2. İntifada esnasında babasının kollarında vurularak şehit edilen küçük Muhammed gibi binlerce masumun yüzü vardı gözlerinin önünde, kaleminin ucunda. Şiirlerinde, Nekbe sonrası Filistin’de yaşanan trajedinin izini süren Mahmud Derviş, bu karanlığın ortasında açtığı beyaz bir sayfa ile vatanının güzelliklerini de anlatmayı asla bırakmamıştı. Zeytin ağaçlarını, portakal bahçelerini tasvir etmişti bizlere. Anne sevgisini, bir annenin yaptığı ekmeğin eşsiz kokusunu, dostluğu, kardeşliği, aşkı, sevdayı yazmıştı. Hüzün ve umut, iki koluna girmiş birer dost gibi nereye gitse yanında yürümüşlerdi adeta. Ve her adımında kendini geliştirerek ve yenileyerek, çok güçlü bir edebi kimlik meydana getirmişti. Şiirlerindeki güçlü imgeler, zayıfın güçlüye karşı meydan okuyuşunu gösteren eşsiz birer örnekti.

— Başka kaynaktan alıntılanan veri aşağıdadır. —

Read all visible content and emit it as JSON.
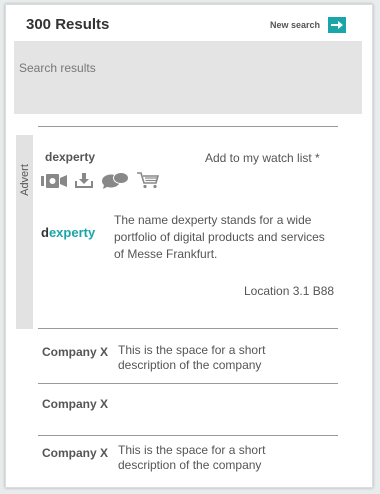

Mahmud Derviş, İsrail’in kuruluşu, Deir Deyr Yasin ve Kefer Kasım Katliamları, 67 Arap-İsrail Savaşı, Lübnan İç Savaşı, Şabra ve Şatilla Katliamları, 1. ve 2. İntifada gibi kritik zamanların tamamına şahitlik etmişti. Gassan Kenefani ve Macid Ebu Şerar gibi yakın dostlarının öldürülüşünü görerek, büyük acılar yaşamıştı.
Ancak ne askeri valinin azarı fayda etmişti, ne gözaltılar, ne hapishane, ne de sürgün... Henüz 12 yaşındayken adı tehlikeliler listesine giren çocuğun şiirleri 20 dile çevrilerek dünyanın her yerine ulaşmıştı. Mahmud Derviş, herkese edebiyatın gücünü göstermişti. İşgalin acımasızlığını ve Filistin halkının yaşadığı dramı gözler önüne sermişti. Bir yandan da bıkıp usanmadan vatanının güzelliklerini tasvir etmişti. Mahmud Derviş, Filistin’di. Ve 9 Ağustos 2008’de hayata gözlerini yumduğunda, sadece Filistin’e değil, tüm dünyaya o eşsiz mısraları miras bırakmıştı;
Bir Filistin vardı
Bir Filistin yine var…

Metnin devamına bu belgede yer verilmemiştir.